BenchmarkDotnet doesn't natively support comparing results from different runs (i.e. before and after code changes), but you can use ResultsComparer from the .NET project:
# Clone repo and build ResultsComparer
git clone https://github.com/dotnet/performance dotnet_perf
pushd dotnet_perf/src/tools/ResultsComparer
dotnet build -c release
popd
# View CLI options
dotnet ./dotnet_perf/artifacts/bin/ResultsComparer/Release/net5.0/ResultsComparer.dll -h
# Run benchmarks with full JSON reports
dotnet run --project ./Benchmarks/benchmarks.csproj -c release -- -f "benchmarks.*" -e fulljson
# Compare with results in ./base
dotnet ./dotnet_perf/artifacts/bin/ResultsComparer/Release/net5.0/ResultsComparer.dll --base ./base --diff ./BenchmarkDotNet.Artifacts --threshold '5%'
ResultsComparer requires "full" JSON reports.

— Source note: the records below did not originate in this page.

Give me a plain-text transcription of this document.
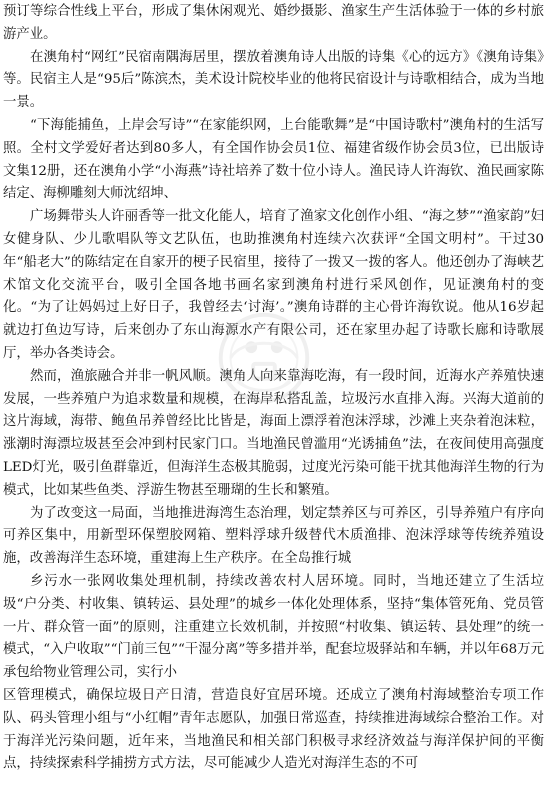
预订等综合性线上平台，形成了集休闲观光、婚纱摄影、渔家生产生活体验于一体的乡村旅游产业。

在澳角村“网红”民宿南隅海居里，摆放着澳角诗人出版的诗集《心的远方》《澳角诗集》等。民宿主人是“95后”陈滨杰，美术设计院校毕业的他将民宿设计与诗歌相结合，成为当地一景。

“下海能捕鱼，上岸会写诗”“在家能织网，上台能歌舞”是“中国诗歌村”澳角村的生活写照。全村文学爱好者达到80多人，有全国作协会员1位、福建省级作协会员3位，已出版诗文集12册，还在澳角小学“小海燕”诗社培养了数十位小诗人。渔民诗人许海钦、渔民画家陈结定、海柳雕刻大师沈绍坤、

广场舞带头人许丽香等一批文化能人，培育了渔家文化创作小组、“海之梦”“渔家韵”妇女健身队、少儿歌唱队等文艺队伍，也助推澳角村连续六次获评“全国文明村”。干过30年“船老大”的陈结定在自家开的梗子民宿里，接待了一拨又一拨的客人。他还创办了海峡艺术馆文化交流平台，吸引全国各地书画名家到澳角村进行采风创作，见证澳角村的变化。“为了让妈妈过上好日子，我曾经去‘讨海’。”澳角诗群的主心骨许海钦说。他从16岁起就边打鱼边写诗，后来创办了东山海源水产有限公司，还在家里办起了诗歌长廊和诗歌展厅，举办各类诗会。

然而，渔旅融合并非一帆风顺。澳角人向来靠海吃海，有一段时间，近海水产养殖快速发展，一些养殖户为追求数量和规模，在海岸私搭乱盖，垃圾污水直排入海。兴海大道前的这片海域，海带、鲍鱼吊养曾经比比皆是，海面上漂浮着泡沫浮球，沙滩上夹杂着泡沫粒，涨潮时海漂垃圾甚至会冲到村民家门口。当地渔民曾滥用“光诱捕鱼”法，在夜间使用高强度LED灯光，吸引鱼群靠近，但海洋生态极其脆弱，过度光污染可能干扰其他海洋生物的行为模式，比如某些鱼类、浮游生物甚至珊瑚的生长和繁殖。

为了改变这一局面，当地推进海湾生态治理，划定禁养区与可养区，引导养殖户有序向可养区集中，用新型环保塑胶网箱、塑料浮球升级替代木质渔排、泡沫浮球等传统养殖设施，改善海洋生态环境，重建海上生产秩序。在全岛推行城

乡污水一张网收集处理机制，持续改善农村人居环境。同时，当地还建立了生活垃圾“户分类、村收集、镇转运、县处理”的城乡一体化处理体系，坚持“集体管死角、党员管一片、群众管一面”的原则，注重建立长效机制，并按照“村收集、镇运转、县处理”的统一模式，“入户收取”“门前三包”“干湿分离”等多措并举，配套垃圾驿站和车辆，并以年68万元承包给物业管理公司，实行小

区管理模式，确保垃圾日产日清，营造良好宜居环境。还成立了澳角村海域整治专项工作队、码头管理小组与“小红帽”青年志愿队，加强日常巡查，持续推进海域综合整治工作。对于海洋光污染问题，近年来，当地渔民和相关部门积极寻求经济效益与海洋保护间的平衡点，持续探索科学捕捞方式方法，尽可能减少人造光对海洋生态的不可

So, you'll have to do one of:
- Run with
-e fulljson
- Call
AddExporter(BenchmarkDotNet.Exporters.Json.JsonExporter.Full)
on a config - Apply
[BenchmarkDotNet.Attributes.JsonExporterAttribute.Full]
attribute
--threshold
sets the permitted variation between results. It can be a percentage, or length of time like 1ms
.
Stdout contains markdown results:
Slower | diff/base | Base Median (ns) | Diff Median (ns) | Modality |
benchmarks.Interface.CallInterfaceToDllImport | 112104.10 | 11.05 | 1239001.46 |
Oops, looks like my Thread.Sleep(1)
had a measureable impact.
ResultsComparer has some unexpected behavior. It throws an exception when there's multiple reports in the same folder, so you may need to clear results from repeated runs. And it doesn't work with results from "dry" jobs.
CI
We're looking to add this as part of our Github Action workflows, but it applies equally well to any other CI/CD platform.
It's tempting to fail a build/PR if any benchmark is slower. But, sometimes it's unavoidable with a bug fix or "correct" implementation. IF we wanted to do it anyway, check if any test is "Slower":
# Output comparison as CSV `./csv`
dotnet ResultsComparer.dll --base ./base --diff ./BenchmarkDotNet.Artifacts --threshold '5%' --csv ./csv
# Parse csv, give it a header (it doesn't have one), and get 3rd column
$column = Import-csv -Path ./csv -Delimiter ';' -Header 'Benchmark','Source','Result' `
| Select-Object 'Result'
# Check for "Slower"
($column | % { $_.Result }).Contains("Slower")
What we'd really like is a summary in the comments of a pull request- similar to our code coverage reports. There's multiple ways to add a comment from a workflow:
- github-script block
- curl/REST
- Community marketplace action (option1, option2)
Using HTTP REST, PowerShell works on all platforms and requires no external dependencies:
# Run ResultsComparer and capture markdown output
$output = dotnet ResultsComparer.dll --base ./BenchmarkDotNet.Artifacts/ --diff ./diff --threshold '5%'
# Convert string[] output to single string with line-breaks
$body = $output -join '`n'
$secure_token = ConvertTo-SecureString -String $GITHUB_TOKEN -AsPlainText
# POST comment to PR
Invoke-WebRequest `
-Method Post `
-Headers @{accept= 'application/vnd.github.v3+json'} `
-Uri https://api.github.com/repos/$USER/$REPO/issues/$PR_ID/comments `
-Body (ConvertTo-Json @{body=$body}) `
-Authentication OAuth -Token $secure_token
Where $PR_ID
can be obtained from ${{github.event.issue.number}}
in the workflow.
Assuming everything is correct:
We've now got a bunch pieces, but haven't really settled on how we want the process to work. Similar to before, we can attach any of the generated reports with upload-artifact
/download-artifact
or upload-release-asset
as build artifacts or release assets, respectively. And then generate comparison reports. But, it feels best to use a wide gamut of fine-grained benchmarks to catch performance regressions in PRs, and then a smaller number of broader, generalized tests to highlight changes between releases. This calls for more experimentation.